A l’instant où l’écume d’une vague recouvre mes orteils, je me rappelle un petit détail.

  • Mince, ma robe !

Quelques mètres derrière, les éclats de rire de Louise, portés par le vent, m’atteignent.

  • Viens ici, Apolline ! Je vais te couvrir pendant que tu te changes, me propose-t-elle alors que je me rapproche, les souliers à la main et l’air penaude.
  • Merci...
  • C’est normal, voyons, rétorque-t-elle doucement.

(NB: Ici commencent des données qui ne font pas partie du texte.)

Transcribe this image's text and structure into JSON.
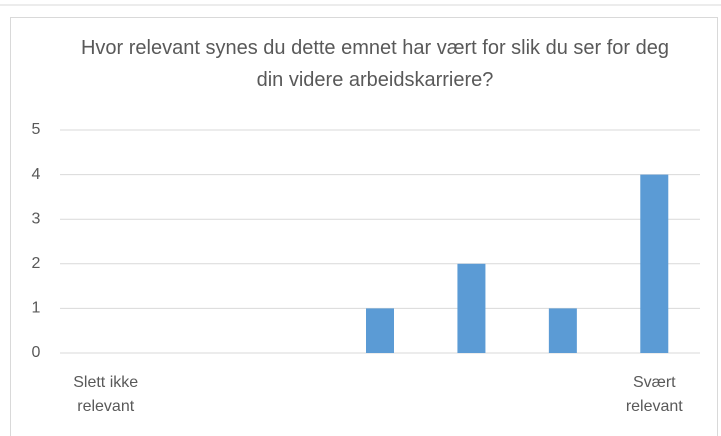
{
  "chart_data": {
    "type": "bar",
    "title": "Hvor relevant synes du dette emnet har vært for slik du ser for deg din videre arbeidskarriere?",
    "categories": [
      "Slett ikke relevant",
      null,
      null,
      null,
      null,
      null,
      "Svært relevant"
    ],
    "values": [
      0,
      0,
      0,
      1,
      2,
      1,
      4
    ],
    "color": "#5b9bd5",
    "ylim": [
      0,
      5
    ],
    "yticks": [
      0,
      1,
      2,
      3,
      4,
      5
    ],
    "grid": true
  }
}
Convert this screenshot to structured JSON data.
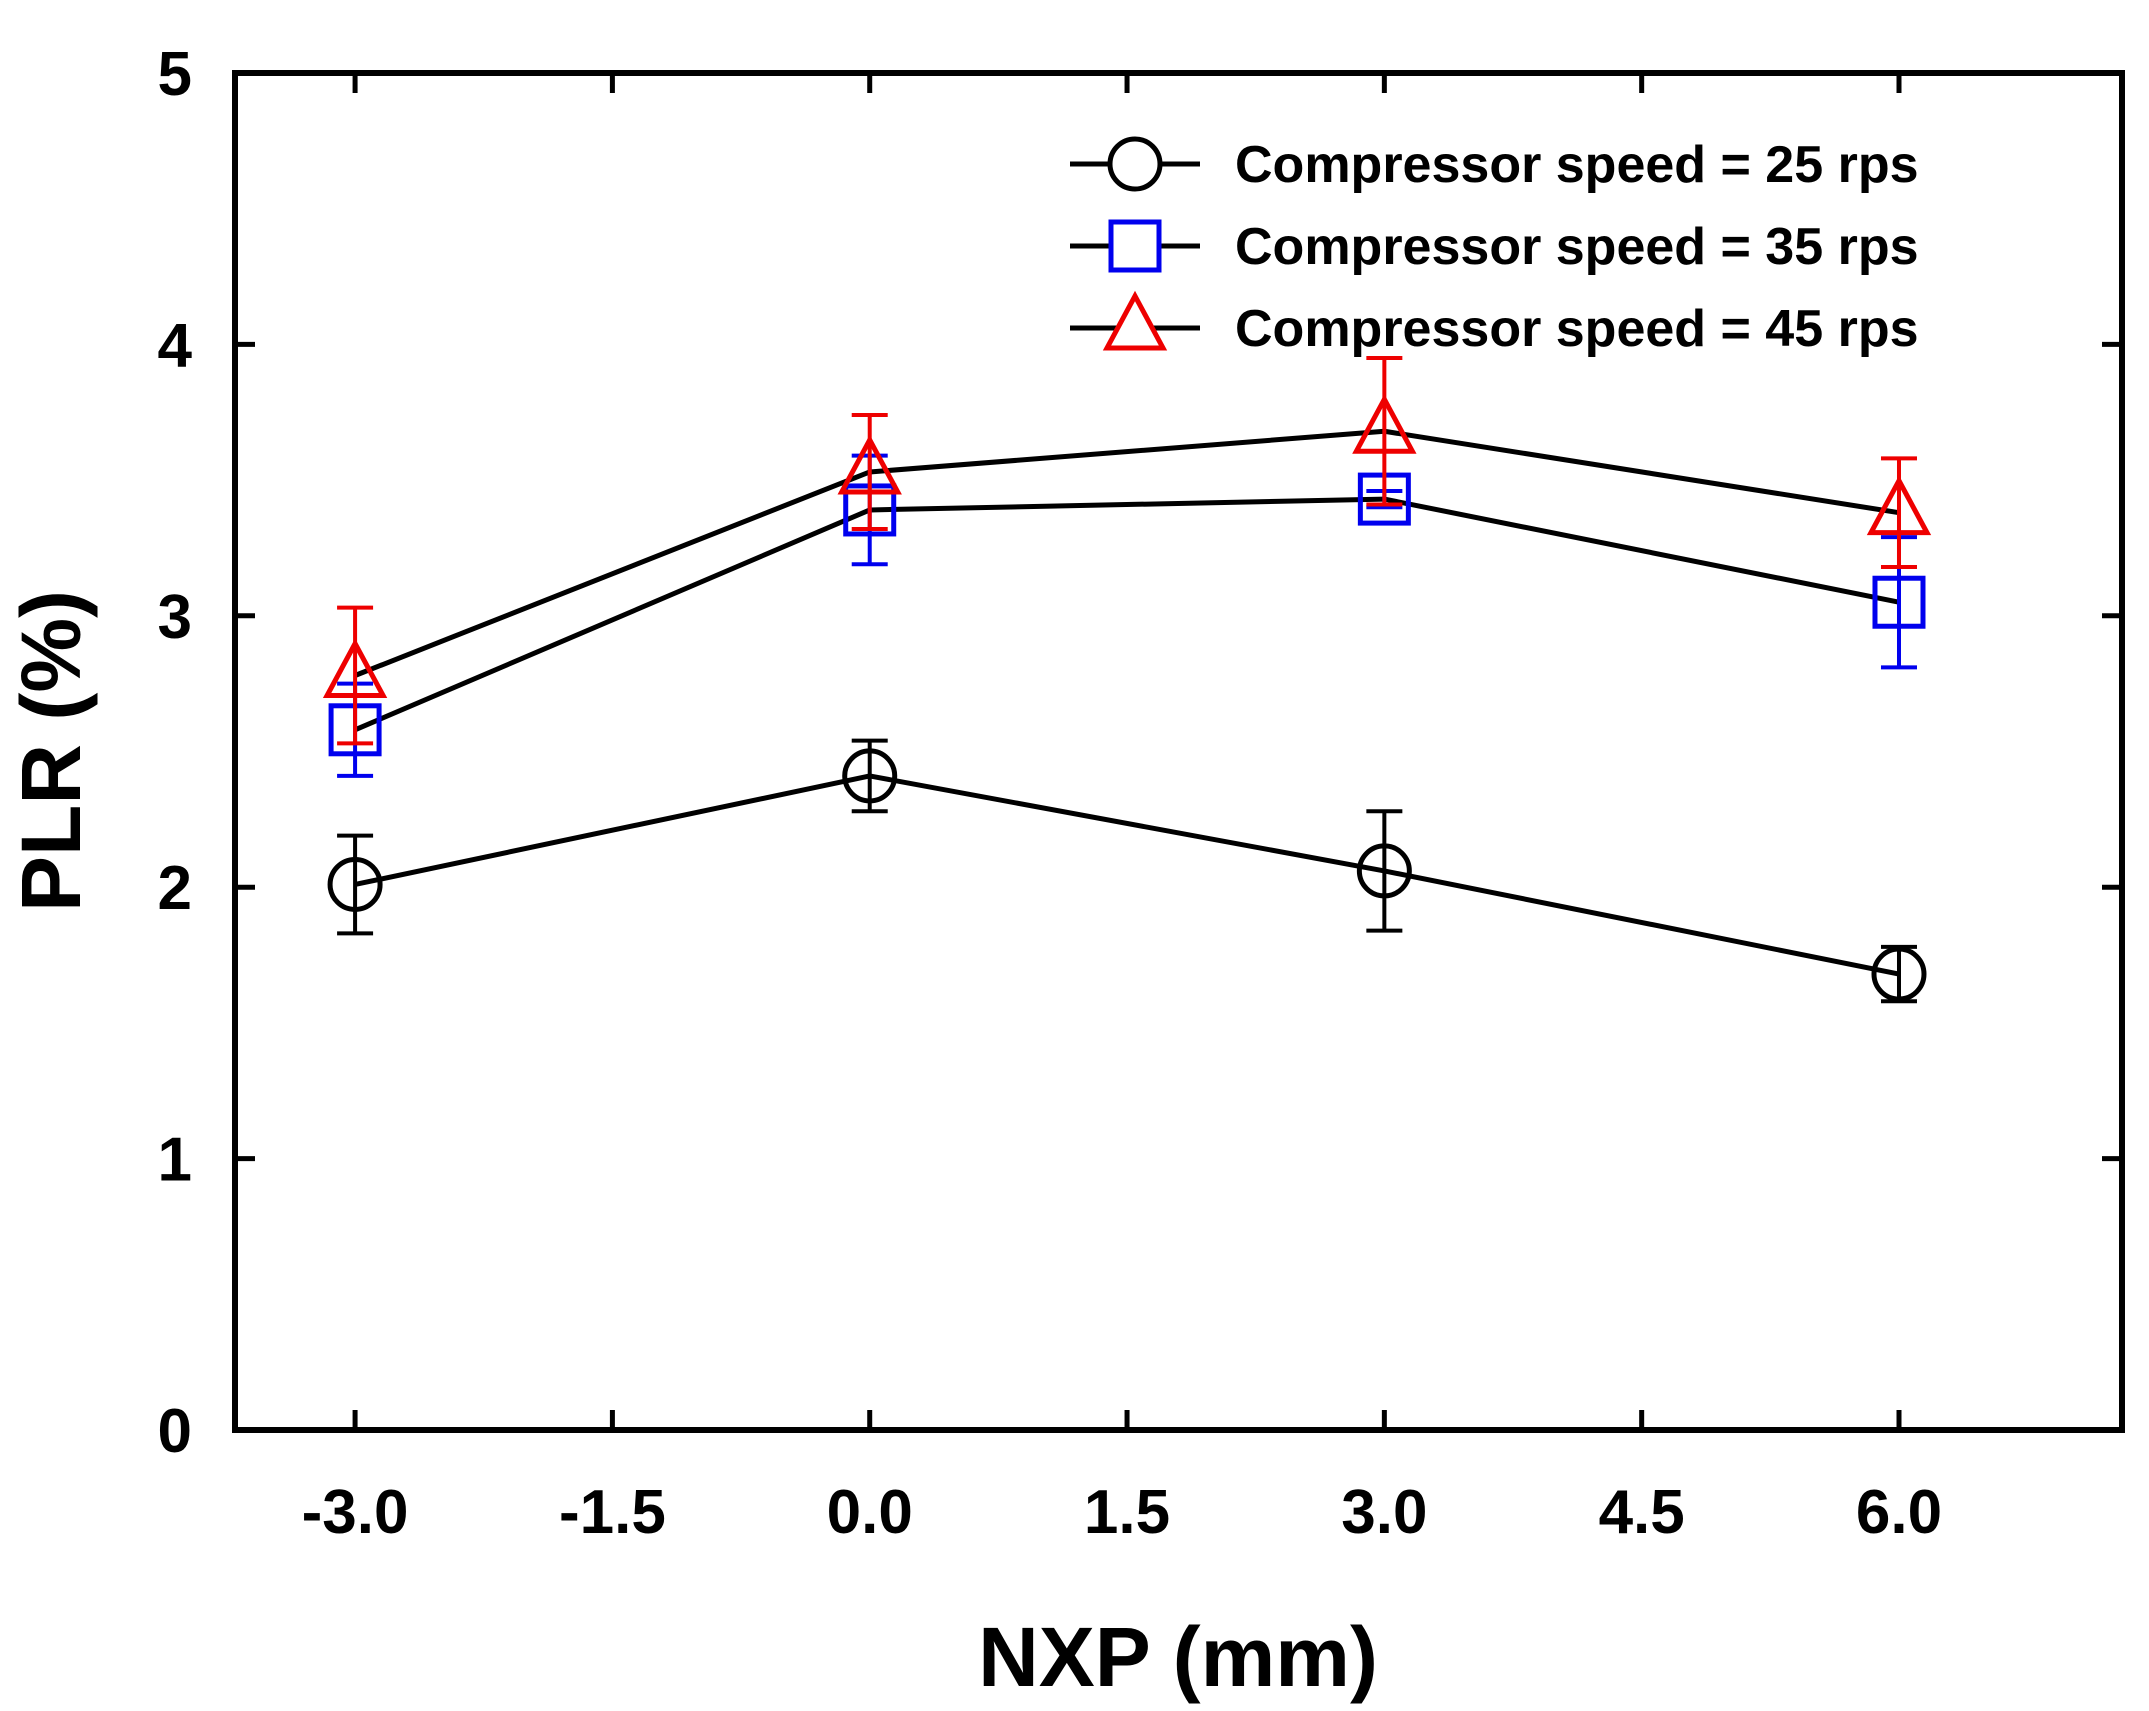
{
  "chart_data": {
    "type": "line",
    "title": "",
    "xlabel": "NXP (mm)",
    "ylabel": "PLR (%)",
    "xlim": [
      -3.7,
      7.3
    ],
    "ylim": [
      0,
      5
    ],
    "xticks": [
      -3.0,
      -1.5,
      0.0,
      1.5,
      3.0,
      4.5,
      6.0
    ],
    "xtick_labels": [
      "-3.0",
      "-1.5",
      "0.0",
      "1.5",
      "3.0",
      "4.5",
      "6.0"
    ],
    "yticks": [
      0,
      1,
      2,
      3,
      4,
      5
    ],
    "ytick_labels": [
      "0",
      "1",
      "2",
      "3",
      "4",
      "5"
    ],
    "grid": false,
    "legend_position": "top-right",
    "series": [
      {
        "name": "Compressor speed = 25 rps",
        "marker": "circle",
        "marker_color": "#000000",
        "line_color": "#000000",
        "x": [
          -3.0,
          0.0,
          3.0,
          6.0
        ],
        "y": [
          2.01,
          2.41,
          2.06,
          1.68
        ],
        "err": [
          0.18,
          0.13,
          0.22,
          0.1
        ]
      },
      {
        "name": "Compressor speed = 35 rps",
        "marker": "square",
        "marker_color": "#0000ee",
        "line_color": "#000000",
        "x": [
          -3.0,
          0.0,
          3.0,
          6.0
        ],
        "y": [
          2.58,
          3.39,
          3.43,
          3.05
        ],
        "err": [
          0.17,
          0.2,
          0.03,
          0.24
        ]
      },
      {
        "name": "Compressor speed = 45 rps",
        "marker": "triangle",
        "marker_color": "#ee0000",
        "line_color": "#000000",
        "x": [
          -3.0,
          0.0,
          3.0,
          6.0
        ],
        "y": [
          2.78,
          3.53,
          3.68,
          3.38
        ],
        "err": [
          0.25,
          0.21,
          0.27,
          0.2
        ]
      }
    ]
  }
}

Aussitôt dit, aussitôt fait, elle retire de son grand sac de toile une serviette de bain. Protégée des regards par l’étoffe, mon vêtement vient bien vite rejoindre mes chaussures sur le sol.

  • Joli ! commente Louise avec bienveillance.

C’est gentil de sa part parce que, pour être tout à fait honnête, je ne me sens pas vraiment à l’aise dans cette seconde peau de jersey bleu nuit qui me moule de partout. C’est un vieux modèle, qui ne doit plus être à la mode depuis dix ans au moins ; mais enfin, Adélie a été assez gentille pour m’en acheter un nouveau l’été dernier. Je suis bien contente qu’il m’aille encore.

Je me retourne timidement, savoure la caresse du soleil contre ma peau pâle. Malgré le beau temps et l’après-midi à peine entamée, la plage est presque déserte. Seules quelques familles, et une poignée d’adolescents profitent de l’endroit. Enfin, il y a également des soldats en permission… Quelques-uns bronzent, torse nu, et je détourne rapidement le regard.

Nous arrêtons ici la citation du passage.